Figure 5. Indirect activation of CD8⁺ T cells with peptide 25 is independent of IFN-γ signaling

C57BL/6 or IFN-γR^−/− mice infected with M. tuberculosis were injected intravenously with Ag85B peptide 25 to activate CD4⁺ T cells. 2 hours after injection, the frequency of IFN-γ⁺ T cells was compared to those in infected mice not receiving peptide.
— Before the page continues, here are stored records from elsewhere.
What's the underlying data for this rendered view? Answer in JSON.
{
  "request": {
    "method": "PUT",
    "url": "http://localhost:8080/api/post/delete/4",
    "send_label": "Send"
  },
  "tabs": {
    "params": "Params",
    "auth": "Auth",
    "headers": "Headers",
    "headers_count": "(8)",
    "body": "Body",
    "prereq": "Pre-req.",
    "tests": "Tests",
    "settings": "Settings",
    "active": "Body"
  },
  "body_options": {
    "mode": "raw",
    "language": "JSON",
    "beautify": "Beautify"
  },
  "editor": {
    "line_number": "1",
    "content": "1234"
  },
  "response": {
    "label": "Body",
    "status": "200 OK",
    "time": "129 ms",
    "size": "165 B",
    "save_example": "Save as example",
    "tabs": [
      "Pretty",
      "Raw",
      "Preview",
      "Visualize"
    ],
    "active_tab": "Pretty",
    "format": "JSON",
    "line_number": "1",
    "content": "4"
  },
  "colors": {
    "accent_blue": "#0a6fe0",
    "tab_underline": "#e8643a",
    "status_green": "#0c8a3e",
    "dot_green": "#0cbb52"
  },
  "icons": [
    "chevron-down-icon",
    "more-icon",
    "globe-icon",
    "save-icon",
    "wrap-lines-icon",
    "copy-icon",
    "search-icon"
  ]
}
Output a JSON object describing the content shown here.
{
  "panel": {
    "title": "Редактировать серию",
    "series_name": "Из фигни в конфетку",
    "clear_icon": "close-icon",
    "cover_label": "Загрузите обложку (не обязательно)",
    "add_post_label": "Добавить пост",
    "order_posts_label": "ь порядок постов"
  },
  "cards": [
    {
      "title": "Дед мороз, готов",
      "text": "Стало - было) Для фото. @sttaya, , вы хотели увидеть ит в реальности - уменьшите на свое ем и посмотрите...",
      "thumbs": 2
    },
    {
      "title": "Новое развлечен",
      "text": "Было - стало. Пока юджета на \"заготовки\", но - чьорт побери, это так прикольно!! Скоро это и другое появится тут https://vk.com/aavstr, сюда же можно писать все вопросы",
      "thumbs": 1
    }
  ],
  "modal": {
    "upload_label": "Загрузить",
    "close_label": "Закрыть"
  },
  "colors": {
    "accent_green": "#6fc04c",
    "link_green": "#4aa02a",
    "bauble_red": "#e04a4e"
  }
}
Graphs depict the fraction of IFN-γ⁺ among CD3⁺, CD4⁺ (left) or CD3⁺, CD8⁺ (right) T cells in the lungs. Asterisks indicate statistical significance of differences in frequency of IFN-γ⁺ cells detected among one cell type between different treatment groups. * p<0.05; “n.s.”: not significant. Data are representative of 2 independent experiments.